- Born: Adam Cœuret Venoix, French
- Died: Unknown, French
- Other name: Dubuisson
- Occupations: Occultist, Sorcerer
- Known for: Involvement in the Poison Affair
- Criminal charges: Sorcery, Black Mass, Child Sacrifice
- Criminal penalty: Imprisoned for life
- Partner: La Voisin

= Adam Lesage =

French occultist and alleged sorcerer

Adam Lesage (né Cœuret, also called Dubuisson; ) was a French professional occultist and alleged sorcerer. He was one of the chief accused in the Affair of the Poisons.

==Career==
Lesage came from Venoix near Caen and was originally a wool trader. He later moved to Paris and was there employed in the organisation of La Voisin, an organisation of occultists who also provided poisons, with the task to perform alleged magical rituals.

In 1667 he officiated alongside abbé Francois Mariette in a black mass, arranged by La Voisin for Madame de Montespan, in which Montespan she prayed to the Devil for the King to love her and to marry her and cast aside Louise de la Valliere and the queen.
In 1668, Adam Lesage and Francois Mariotte were arrested on suscipsion of having arranged a Black mass, and were both charged with witchcraft.
With the help of the influential family of Francois Mariotte, most of the charges were dropped and they were only condemned for the little information that could not be denied, which resulted in Mariotte, as a priest, being banished to a monastery (from which he soon escaped) and Adam Lesage being condemned to the Galleys.
Lesage was freed in 1672 by the connections of La Voisin, and resumed his position in her organisation.

Lesage was the lover of La Voisin, and despite being already married, he promised to marry her if she became a widow, and persuaded her to kill her husband. She initially agreed, but changed her mind before the murder was completed and forced Lesage to abort the whole plan.
Lesage's main task in the organisation was to perform magic for the customers. His most common task was to post wishes to the Devil. He asked the client to write down their wish on a piece of paper, which he embedded in a ball of wax, and then burned. Some time later, he retrieved the ball from the flames and claimed that the Devil had read it.

==Arrest and confession==
Adam Lesage was arrested 22 May 1679 as a part of the network of La Voisin during the Poison Affair in 1679. He was arrested alongside abbé Mariotte on the order of the monarch himself, charged with having officiated at black masses.
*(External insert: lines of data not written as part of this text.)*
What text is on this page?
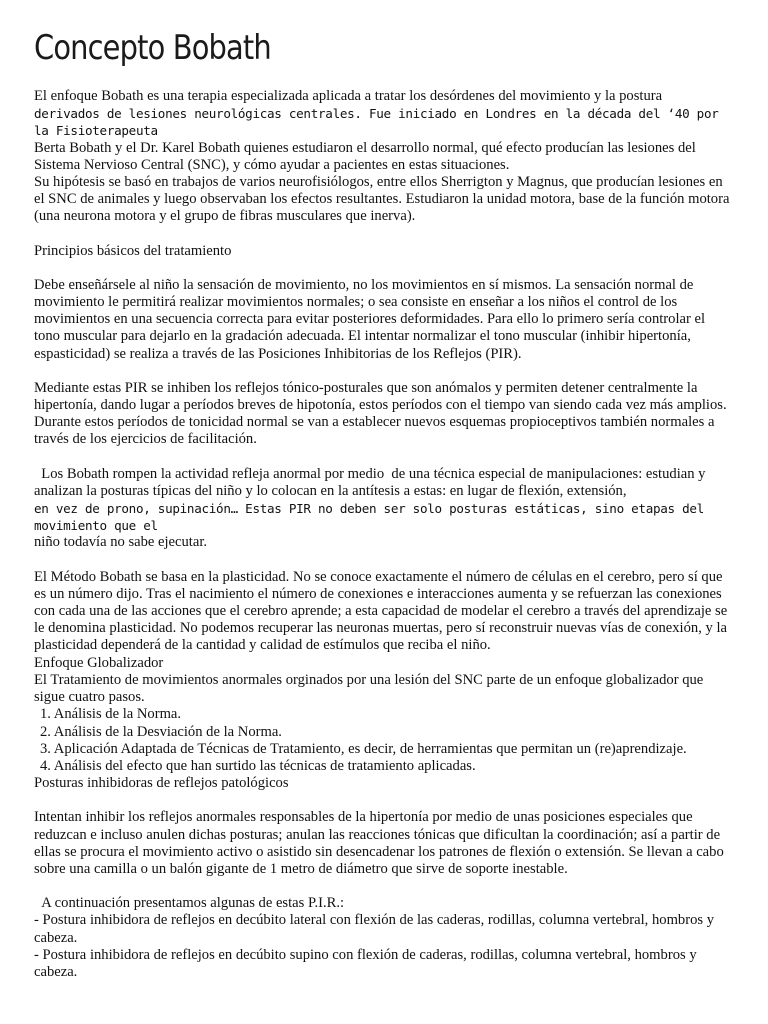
Concepto Bobath

El enfoque Bobath es una terapia especializada aplicada a tratar los desórdenes del movimiento y la postura

derivados de lesiones neurológicas centrales. Fue iniciado en Londres en la década del ‘40 por la Fisioterapeuta

Berta Bobath y el Dr. Karel Bobath quienes estudiaron el desarrollo normal, qué efecto producían las lesiones del Sistema Nervioso Central (SNC), y cómo ayudar a pacientes en estas situaciones.

Su hipótesis se basó en trabajos de varios neurofisiólogos, entre ellos Sherrigton y Magnus, que producían lesiones en el SNC de animales y luego observaban los efectos resultantes. Estudiaron la unidad motora, base de la función motora (una neurona motora y el grupo de fibras musculares que inerva).

Principios básicos del tratamiento

Debe enseñársele al niño la sensación de movimiento, no los movimientos en sí mismos. La sensación normal de movimiento le permitirá realizar movimientos normales; o sea consiste en enseñar a los niños el control de los movimientos en una secuencia correcta para evitar posteriores deformidades. Para ello lo primero sería controlar el tono muscular para dejarlo en la gradación adecuada. El intentar normalizar el tono muscular (inhibir hipertonía, espasticidad) se realiza a través de las Posiciones Inhibitorias de los Reflejos (PIR).

Mediante estas PIR se inhiben los reflejos tónico-posturales que son anómalos y permiten detener centralmente la hipertonía, dando lugar a períodos breves de hipotonía, estos períodos con el tiempo van siendo cada vez más amplios. Durante estos períodos de tonicidad normal se van a establecer nuevos esquemas propioceptivos también normales a través de los ejercicios de facilitación.

Los Bobath rompen la actividad refleja anormal por medio  de una técnica especial de manipulaciones: estudian y analizan la posturas típicas del niño y lo colocan en la antítesis a estas: en lugar de flexión, extensión,

en vez de prono, supinación… Estas PIR no deben ser solo posturas estáticas, sino etapas del movimiento que el

niño todavía no sabe ejecutar.

El Método Bobath se basa en la plasticidad. No se conoce exactamente el número de células en el cerebro, pero sí que es un número dijo. Tras el nacimiento el número de conexiones e interacciones aumenta y se refuerzan las conexiones con cada una de las acciones que el cerebro aprende; a esta capacidad de modelar el cerebro a través del aprendizaje se le denomina plasticidad. No podemos recuperar las neuronas muertas, pero sí reconstruir nuevas vías de conexión, y la plasticidad dependerá de la cantidad y calidad de estímulos que reciba el niño.

Enfoque Globalizador

El Tratamiento de movimientos anormales orginados por una lesión del SNC parte de un enfoque globalizador que sigue cuatro pasos.

1. Análisis de la Norma.
2. Análisis de la Desviación de la Norma.
3. Aplicación Adaptada de Técnicas de Tratamiento, es decir, de herramientas que permitan un (re)aprendizaje.
4. Análisis del efecto que han surtido las técnicas de tratamiento aplicadas.

Posturas inhibidoras de reflejos patológicos

Intentan inhibir los reflejos anormales responsables de la hipertonía por medio de unas posiciones especiales que reduzcan e incluso anulen dichas posturas; anulan las reacciones tónicas que dificultan la coordinación; así a partir de ellas se procura el movimiento activo o asistido sin desencadenar los patrones de flexión o extensión. Se llevan a cabo sobre una camilla o un balón gigante de 1 metro de diámetro que sirve de soporte inestable.

A continuación presentamos algunas de estas P.I.R.:

- Postura inhibidora de reflejos en decúbito lateral con flexión de las caderas, rodillas, columna vertebral, hombros y cabeza.

- Postura inhibidora de reflejos en decúbito supino con flexión de caderas, rodillas, columna vertebral, hombros y cabeza.
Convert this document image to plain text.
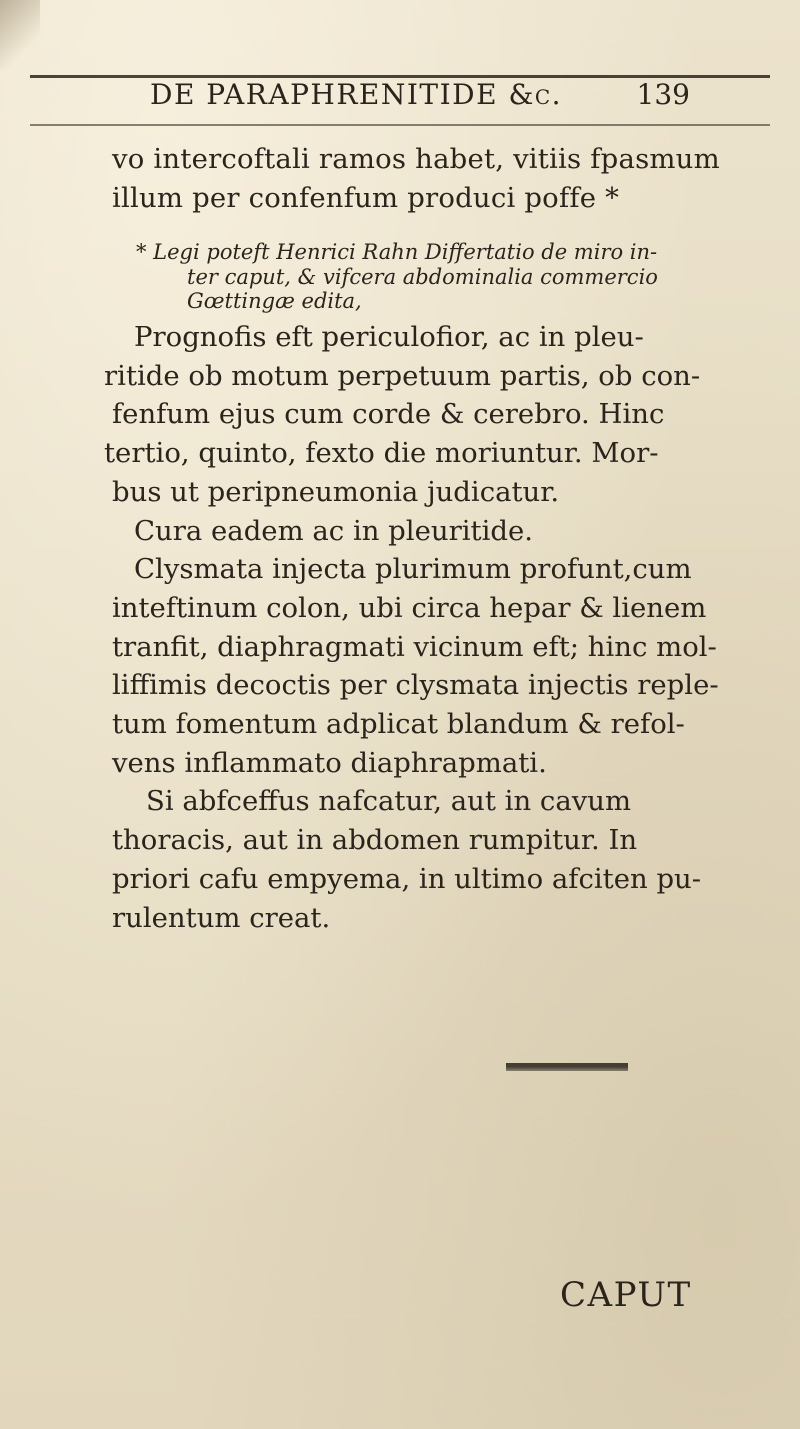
DE PARAPHRENITIDE &c.	139
vo intercoftali ramos habet, vitiis fpasmum
illum per confenfum produci poffe *
* Legi poteft Henrici Rahn Differtatio de miro in-
ter caput, & vifcera abdominalia commercio
Gœttingæ edita,
Prognofis eft periculofior, ac in pleu-
ritide ob motum perpetuum partis, ob con-
fenfum ejus cum corde & cerebro. Hinc
tertio, quinto, fexto die moriuntur. Mor-
bus ut peripneumonia judicatur.
Cura eadem ac in pleuritide.
Clysmata injecta plurimum profunt,cum
inteftinum colon, ubi circa hepar & lienem
tranfit, diaphragmati vicinum eft; hinc mol-
liffimis decoctis per clysmata injectis reple-
tum fomentum adplicat blandum & refol-
vens inflammato diaphrapmati.
Si abfceffus nafcatur, aut in cavum
thoracis, aut in abdomen rumpitur. In
priori cafu empyema, in ultimo afciten pu-
rulentum creat.
CAPUT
He confessed to having performed magical tasks for the organisation, but stated that they had all been cons, and that he had fooled his colleagues as well as the clients.

In July–August 1680, after the execution of La Voisin on 22 February, her daughter Marguerite Monvoisin, made a full confession, revealing the client list of her mother, which included the king's mistress Madame de Montespan, and the aphrodisiacs, black masses and murder of the king ordered by Montespan. Minister Louvois now promised Lesage his freedom if he made a complete confession. The confession made by Lesage on 26 September 1680 confirmed the statement made by Marguerite Monvoisin, but it also included claims that the black masses, which were regularly attended by the ladies of the royal court, had included child sacrifice. His statement was considered so horrifying that it was not accepted as truth, but then on 30 September - 1 October, his statement about child sacrifice, as well as the statements of Montespan, were confirmed by the confession of Francoise Filastre.

Already on 1 October, it was reported to Louis XIV, who ordered the entire process to be closed. The sittings of the Chambre Ardente were suspended until 19 May 1681, and finally closed on 21 July 1682. The 9 October, Marguerite Monvoisin confirmed that the black masses had included child sacrifice, and on 10 October, it was confirmed by Étienne Guibourg. In November, Montespan was further implicated when her chamber lady, Claude de Vin des Œillets, was identified by the prisoners.

==Later life==
Adam Lesage, Étienne Guibourg, Marguerite Monvoisin and a number of others involved were never brought to trial, which would have made their testimonies public. Instead, their confessions were sealed, and they were imprisoned for life by lettre de cachet. Lesage, together with Guibourg, Louis Galet and Romani, were imprisoned at the Chateau de Besancon, while Marguerite Monvoison, together with La Pelletiere, La Poulain, La Delaporte and Catherine Leroy were incarcerated at Belle-Île-en-Mer. In April 1683, Lesage indicated to the governor of Besancon that he had information about a plot toward the monarch. Louvois recommended that he be put on water and bread and beaten day and night to make him talk, but that he was a habitual liar. His date of death is unknown.

==In fiction==
He is portrayed in a novel by Judith Merkle Riley: The Oracle Glass (1994).
Also more recently in "The City of Crows" by Chris Womersley (2017).